The Parable of Google Flu: Traps in Big Data Analysis by David Lazer, Ryan Kennedy, Gary King, Alessandro Vespignani.
From the article:
In February 2013, Google Flu Trends (GFT) made headlines but not for a reason that Google executives or the creators of the flu tracking system would have hoped. Nature reported that GFT was predicting more than double the proportion of doctor visits for influenza-like illness (ILI) than the Centers for Disease Control and Prevention (CDC), which bases its estimates on surveillance reports from laboratories across the United States (1,2). This happened despite the fact that GFT was built to predict CDC reports. Given that GFT is often held up as an exemplary use of big data (3, 4), what lessons can we drawfrom this error?
The problems we identify are not limited to GFT. Research on whether search or social media can predict x has become commonplace (5-7) and is often put in sharp contrast with traditional methods and hypotheses. Although these studies have shown the value of these data, we are far from a place where they can supplant more traditional methods or theories (8). We explore two issues that contributed to GFTs mistakes big data hubris and algorithm dynamics and offer lessons for moving forward in the big data age.

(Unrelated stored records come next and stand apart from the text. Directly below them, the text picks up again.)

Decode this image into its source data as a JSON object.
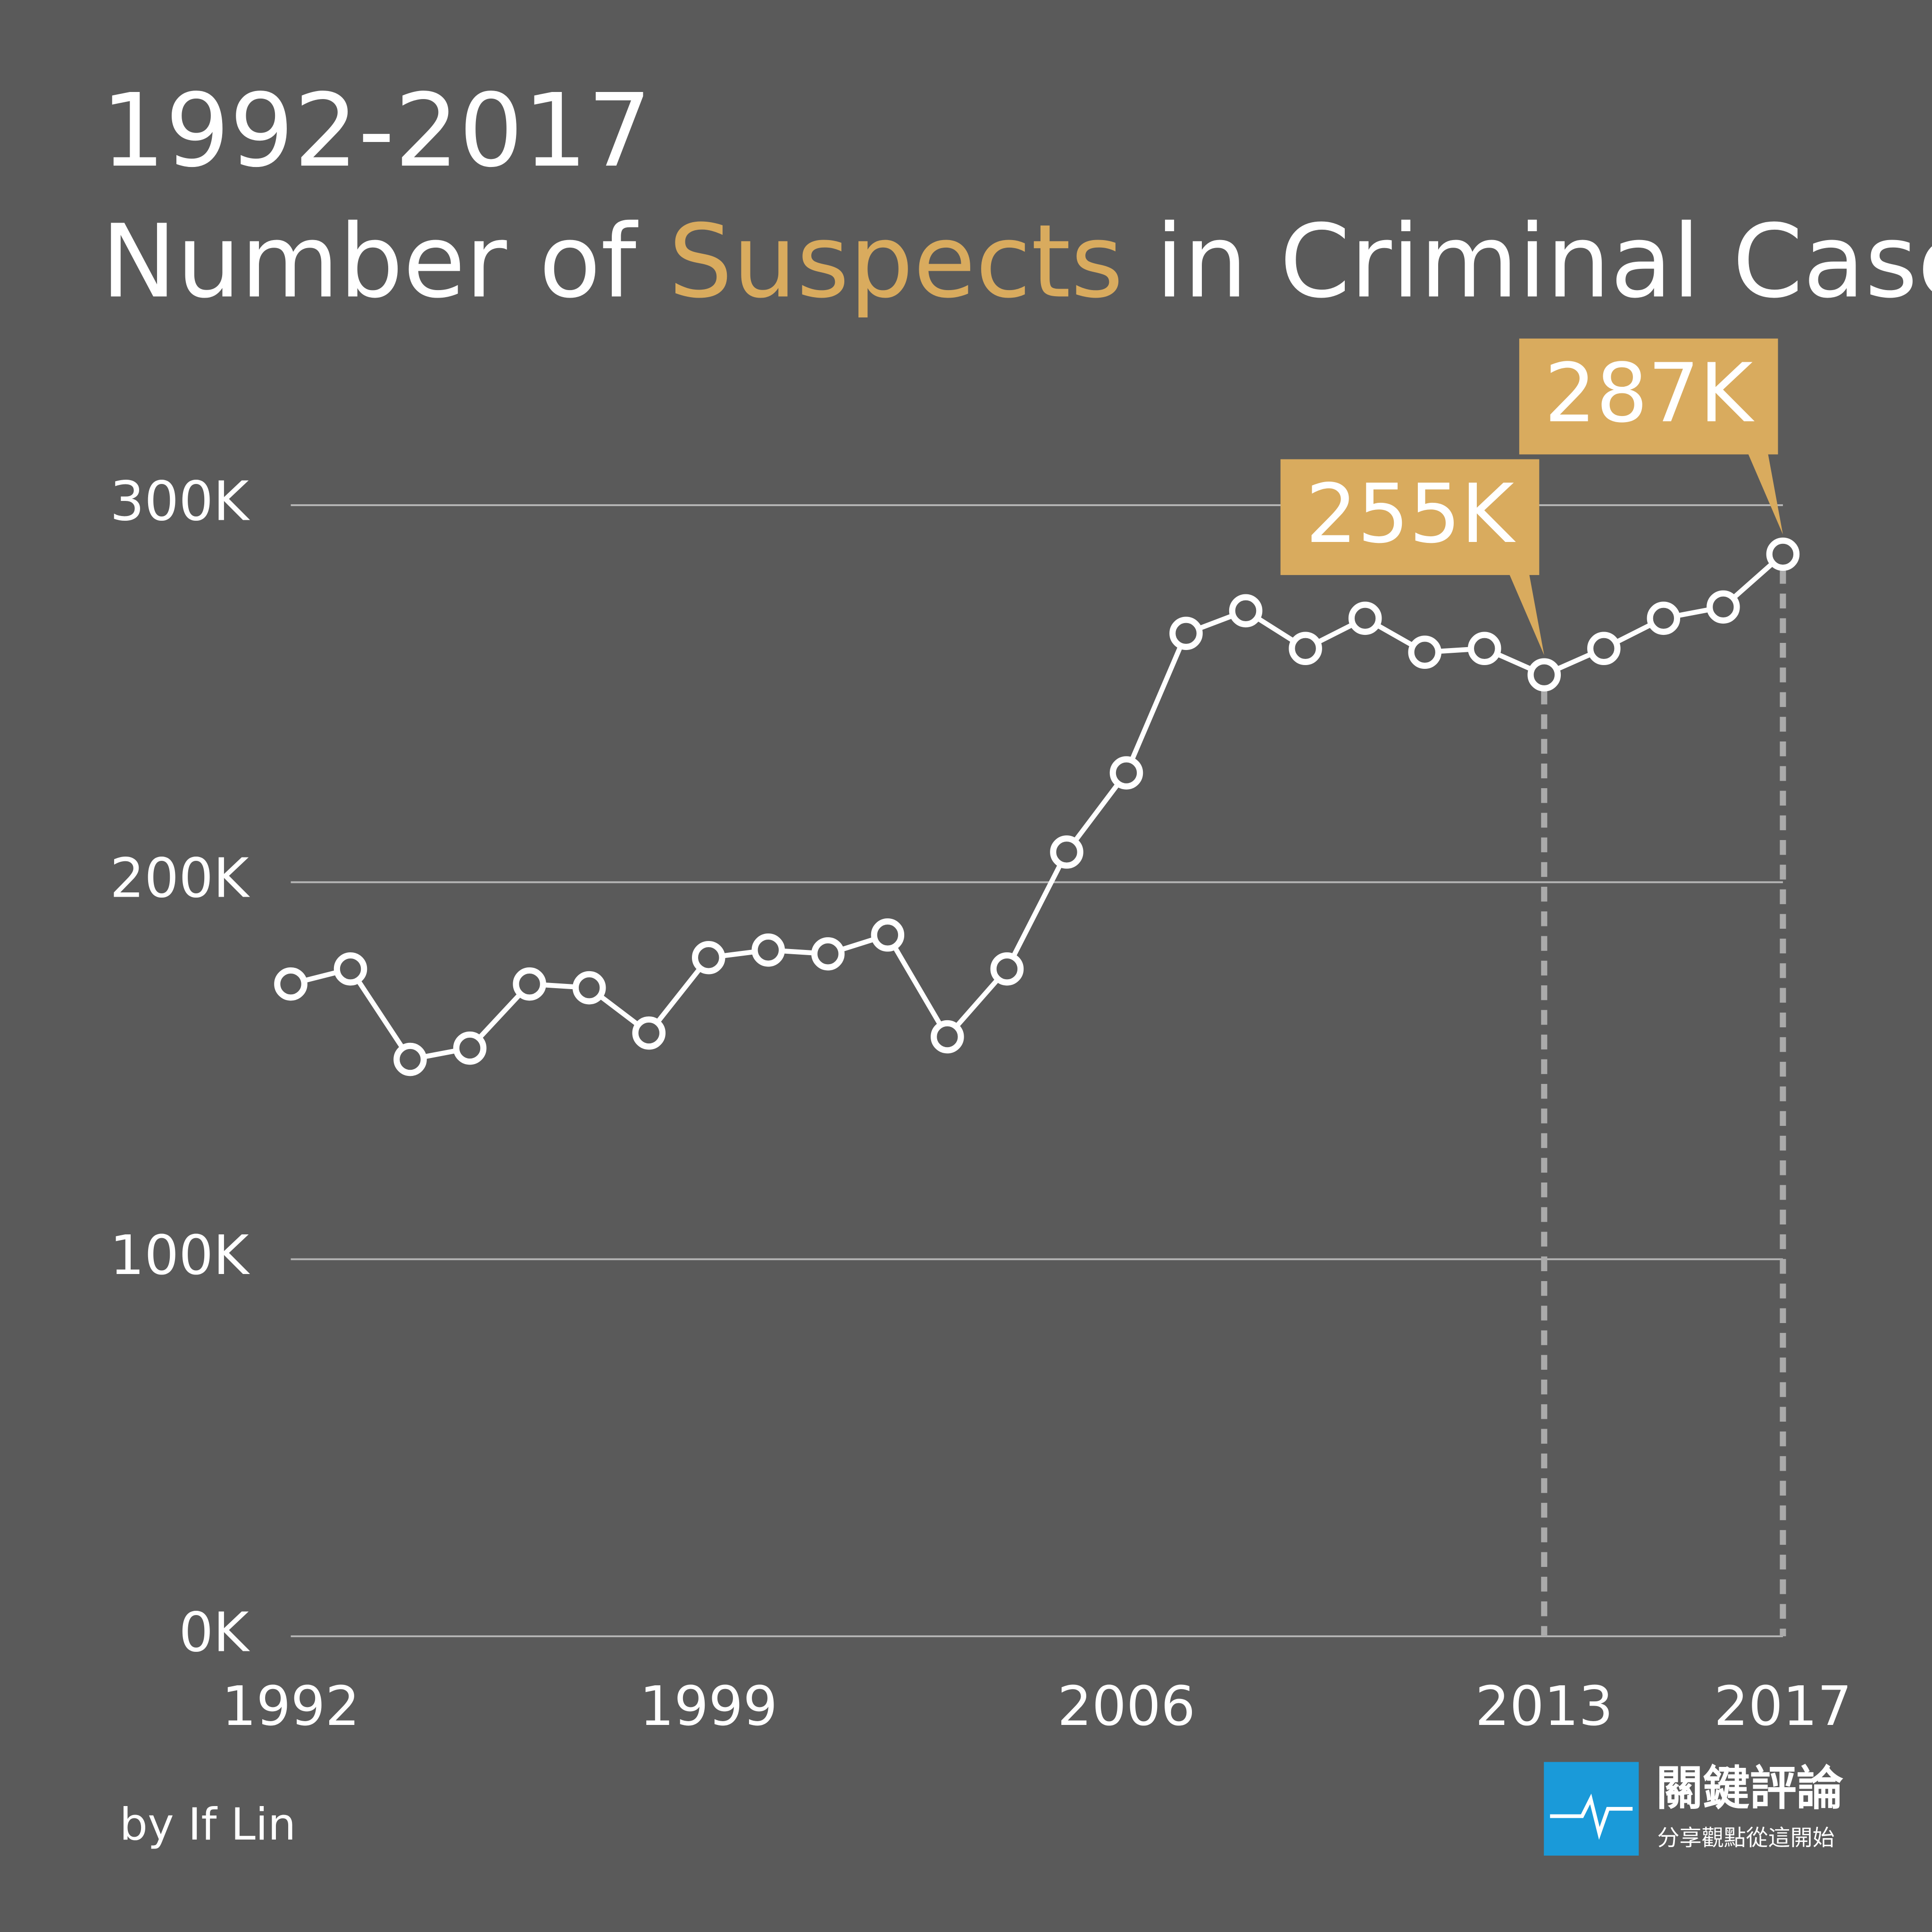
{
  "chart_data": {
    "type": "line",
    "title": "1992-2017",
    "subtitle": [
      "Number of",
      "Suspects",
      "in Criminal Cases"
    ],
    "subtitle_highlight_color": "#d9ab5e",
    "x": [
      1992,
      1993,
      1994,
      1995,
      1996,
      1997,
      1998,
      1999,
      2000,
      2001,
      2002,
      2003,
      2004,
      2005,
      2006,
      2007,
      2008,
      2009,
      2010,
      2011,
      2012,
      2013,
      2014,
      2015,
      2016,
      2017
    ],
    "series": [
      {
        "color": "#ffffff",
        "values": [
          173,
          177,
          153,
          156,
          173,
          172,
          160,
          180,
          182,
          181,
          186,
          159,
          177,
          208,
          229,
          266,
          272,
          262,
          270,
          261,
          262,
          255,
          262,
          270,
          273,
          287
        ],
        "value_labels": [
          null,
          null,
          null,
          null,
          null,
          null,
          null,
          null,
          null,
          null,
          null,
          null,
          null,
          null,
          null,
          null,
          null,
          null,
          null,
          null,
          null,
          "255K",
          null,
          null,
          null,
          "287K"
        ]
      }
    ],
    "callout_color": "#d9ab5e",
    "xlim": [
      1992,
      2017
    ],
    "xticks": [
      1992,
      1999,
      2006,
      2013,
      2017
    ],
    "ylim": [
      0,
      300
    ],
    "yticks": [
      {
        "value": 0,
        "label": "0K"
      },
      {
        "value": 100,
        "label": "100K"
      },
      {
        "value": 200,
        "label": "200K"
      },
      {
        "value": 300,
        "label": "300K"
      }
    ],
    "grid": true,
    "credit": "by If Lin",
    "logo": {
      "name": "關鍵評論",
      "slogan": "分享觀點從這開始"
    }
  }
}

Highly recommended reading for big data advocates.
Not that I doubt the usefulness of big data, but I do doubt its usefulness in the absence of an analyst who understands the data.
Did you catch the aside about documentation?
There are multiple challenges to replicating GFTs original algorithm. GFT has never documented the 45 search terms used, and the examples that have been released appear misleading (14) (SM). Google does provide a service, Google Correlate, which allows the user to identify search data that correlate with a given time series; however, it is limited to national level data, whereas GFT was developed using correlations at the regional level (13). The service also fails to return any of the sample search terms reported in GFT-related publications (13,14).
Document your analysis and understanding of data. Or you can appear in a sequel to Google Flu. Not really where I want my name to appear. You?
I first saw this in a tweet by Edward Tufte.